Entry diversion: a new mechanism for industry mobility
This video is based on research by Bilgehan Uzunca and Bruno Cassiman
Established firms in an industry are constantly threatened by new companies, firms and business. How can companies discourage potential competitors from entering their field?
In his research findings, Esade Professor Bilgehan Uzunca reveals a new mechanism to deter potential competitors: entry diversion. Rather than deterring potential competitors from the industry entirely, established firms can invest in entry barriers to divert or re-direct their competitors towards entering other submarkets in the same industry.
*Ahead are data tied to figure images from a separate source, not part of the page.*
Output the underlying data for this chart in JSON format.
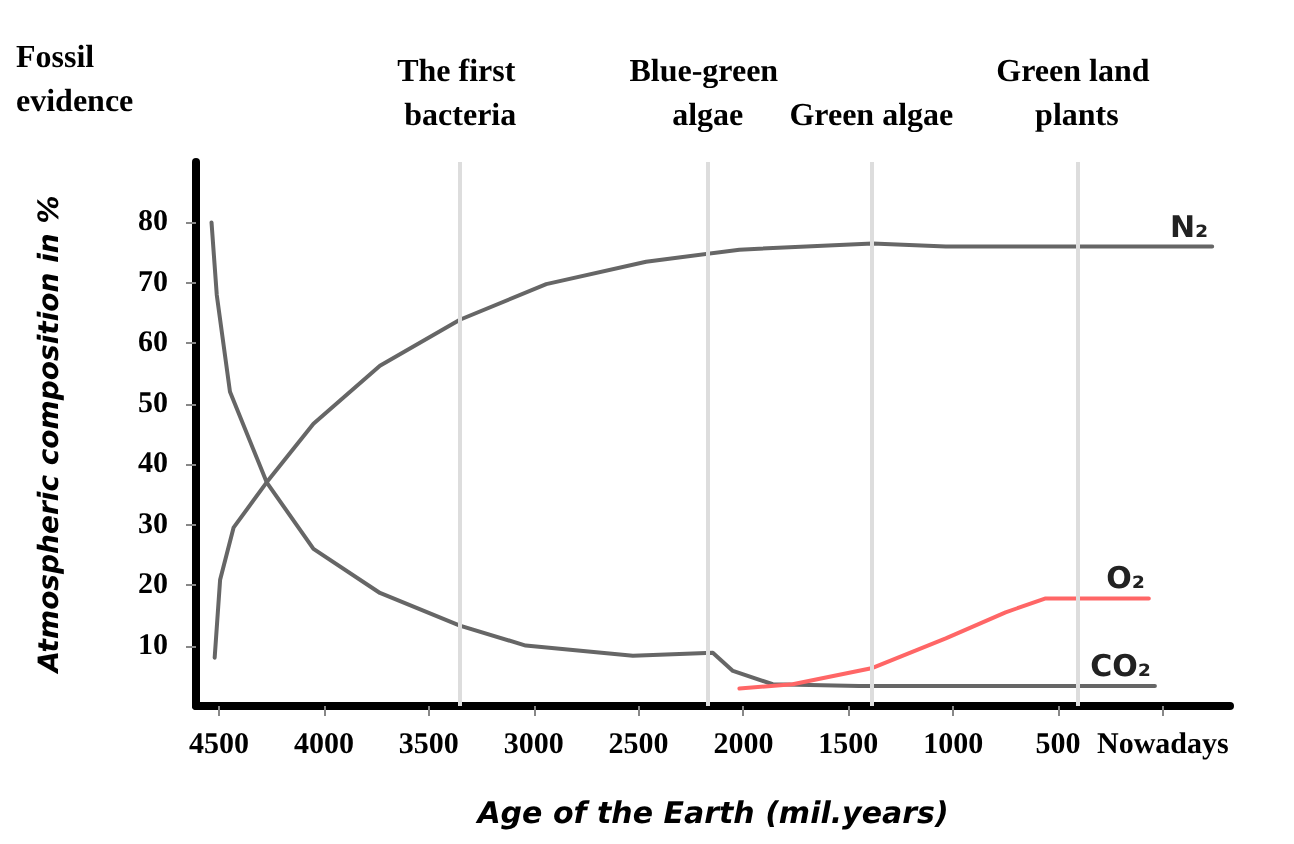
{
  "chart_data": {
    "type": "line",
    "xlabel": "Age of the Earth (mil.years)",
    "ylabel": "Atmospheric composition in %",
    "xlim": [
      4610,
      -320
    ],
    "xticks": [
      4500,
      4000,
      3500,
      3000,
      2500,
      2000,
      1500,
      1000,
      500,
      {
        "value": 0,
        "label": "Nowadays"
      }
    ],
    "ylim": [
      0,
      90
    ],
    "yticks": [
      10,
      20,
      30,
      40,
      50,
      60,
      70,
      80
    ],
    "series": [
      {
        "name": "N₂",
        "color": "#666666",
        "x": [
          4521,
          4495,
          4431,
          4273,
          4050,
          3733,
          3352,
          2940,
          2464,
          2019,
          1384,
          1035,
          -235
        ],
        "values": [
          8,
          20.9,
          29.5,
          37,
          46.7,
          56.3,
          63.9,
          69.8,
          73.5,
          75.5,
          76.5,
          76,
          76
        ]
      },
      {
        "name": "CO₂",
        "color": "#666666",
        "x": [
          4536,
          4511,
          4448,
          4273,
          4050,
          3733,
          3352,
          3038,
          2527,
          2146,
          2050,
          1860,
          1448,
          38
        ],
        "values": [
          80,
          68,
          52,
          37,
          26,
          18.7,
          13.3,
          10,
          8.3,
          8.8,
          5.8,
          3.6,
          3.3,
          3.3
        ]
      },
      {
        "name": "O₂",
        "color": "#ff6666",
        "x": [
          2019,
          1765,
          1384,
          1035,
          750,
          559,
          67
        ],
        "values": [
          2.9,
          3.6,
          6.3,
          11.2,
          15.5,
          17.8,
          17.8
        ]
      }
    ],
    "ref_lines": [
      {
        "axis": "x",
        "value": 3350,
        "label": "The first bacteria",
        "color": "#dddddd"
      },
      {
        "axis": "x",
        "value": 2170,
        "label": "Blue-green algae",
        "color": "#dddddd"
      },
      {
        "axis": "x",
        "value": 1390,
        "label": "Green algae",
        "color": "#dddddd"
      },
      {
        "axis": "x",
        "value": 410,
        "label": "Green land plants",
        "color": "#dddddd"
      }
    ],
    "annotations": [
      "Fossil evidence"
    ],
    "grid": false,
    "legend": false,
    "marker": "none",
    "line_style": "solid"
  }
}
Original research publication: Uzunca, B & Cassiman, B. Entry diversion: Deterrence by diverting submarket entry, Strategic Management Journal (2020)
Established firms in an industry are constantly threatened by new companies, firms and business that want to enter into competition. The threat of entry is such that typically established firms feel the need to protect their profits by investing in strategic “entry deterring actions” to discourage the new players to enter into their field. Among the traditional entry barrier actions, you may find:
- Established brand identities
- Limit pricing
- Excess capacity
- Exclusive distributor agreements
- Intellectual property/patents
- Economies of scale
- Industry-specific barriers to entry
However, there is no proof that investing in deterring actions is effective. In reality, entry hardly stops behind an industry-level barrier.
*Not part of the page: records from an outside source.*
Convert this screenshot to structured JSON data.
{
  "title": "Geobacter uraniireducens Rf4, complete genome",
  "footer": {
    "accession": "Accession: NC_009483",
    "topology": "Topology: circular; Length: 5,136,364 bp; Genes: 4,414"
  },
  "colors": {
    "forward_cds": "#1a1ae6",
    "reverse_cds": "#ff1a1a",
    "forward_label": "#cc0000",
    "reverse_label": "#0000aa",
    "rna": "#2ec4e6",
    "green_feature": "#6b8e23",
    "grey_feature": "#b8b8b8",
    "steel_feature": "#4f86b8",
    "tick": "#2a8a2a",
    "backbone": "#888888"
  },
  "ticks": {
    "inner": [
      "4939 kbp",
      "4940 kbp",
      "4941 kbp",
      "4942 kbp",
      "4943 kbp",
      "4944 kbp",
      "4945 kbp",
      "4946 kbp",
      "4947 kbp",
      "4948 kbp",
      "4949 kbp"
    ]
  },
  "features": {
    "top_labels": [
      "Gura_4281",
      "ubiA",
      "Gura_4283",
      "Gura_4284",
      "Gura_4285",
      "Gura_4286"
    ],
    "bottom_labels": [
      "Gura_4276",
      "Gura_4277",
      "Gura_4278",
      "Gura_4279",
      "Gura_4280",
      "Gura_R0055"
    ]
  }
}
Therefore, what would be a better strategy for deterring potential competitors?
This research tells us that rather than deterring potential competitors from the industry entirely, established firms can invest in entry barriers to divert or re-direct them into entering other submarkets in the same industry!
Submarkets are specialised product clusters where the technologies they use, the product/services they offer, and the customer segments they target, matters.
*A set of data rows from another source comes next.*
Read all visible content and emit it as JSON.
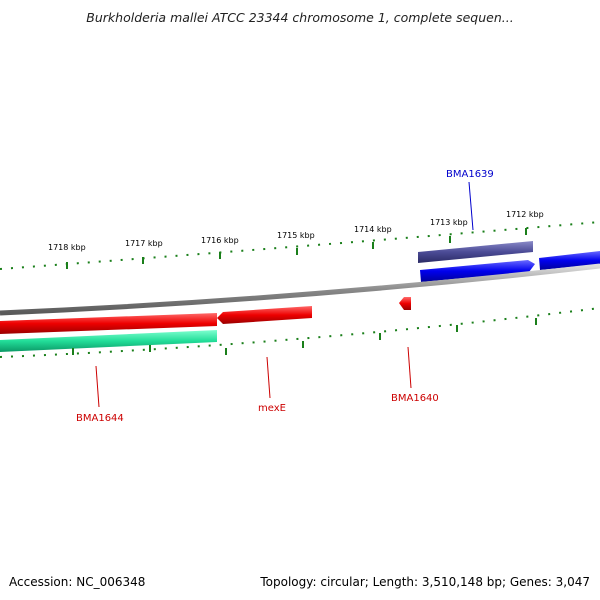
{
  "title": "Burkholderia mallei ATCC 23344 chromosome 1, complete sequen...",
  "ruler_labels": [
    "1718 kbp",
    "1717 kbp",
    "1716 kbp",
    "1715 kbp",
    "1714 kbp",
    "1713 kbp",
    "1712 kbp"
  ],
  "genes": [
    {
      "name": "BMA1639",
      "color": "#0000cc"
    },
    {
      "name": "mexE",
      "color": "#cc0000"
    },
    {
      "name": "BMA1640",
      "color": "#cc0000"
    },
    {
      "name": "BMA1644",
      "color": "#cc0000"
    }
  ],
  "colors": {
    "backbone": "#8a8a8a",
    "tick": "#1a7f1a",
    "forward_gene": "#0000ee",
    "forward_gene_dark": "#4b4b96",
    "reverse_gene": "#ee0000",
    "reverse_gene_teal": "#22dd99"
  },
  "footer": {
    "accession": "Accession: NC_006348",
    "stats": "Topology: circular; Length: 3,510,148 bp; Genes: 3,047"
  }
}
Entry diversion is this new mechanism where it is more feasible for both established firms and potential competitors:
- It is cheaper for an established firm to invest in diverting actions rather than to block them entirely from the industry.
- New players will still be able to enter other submarkets–where they are more likely to succeed–in the industry (rather than stay out of the industry entirely).
Entry diversion allows us to reinterpret how entry accommodation happens, even when entry is accommodated into the industry, it might be diverted towards different submarkets.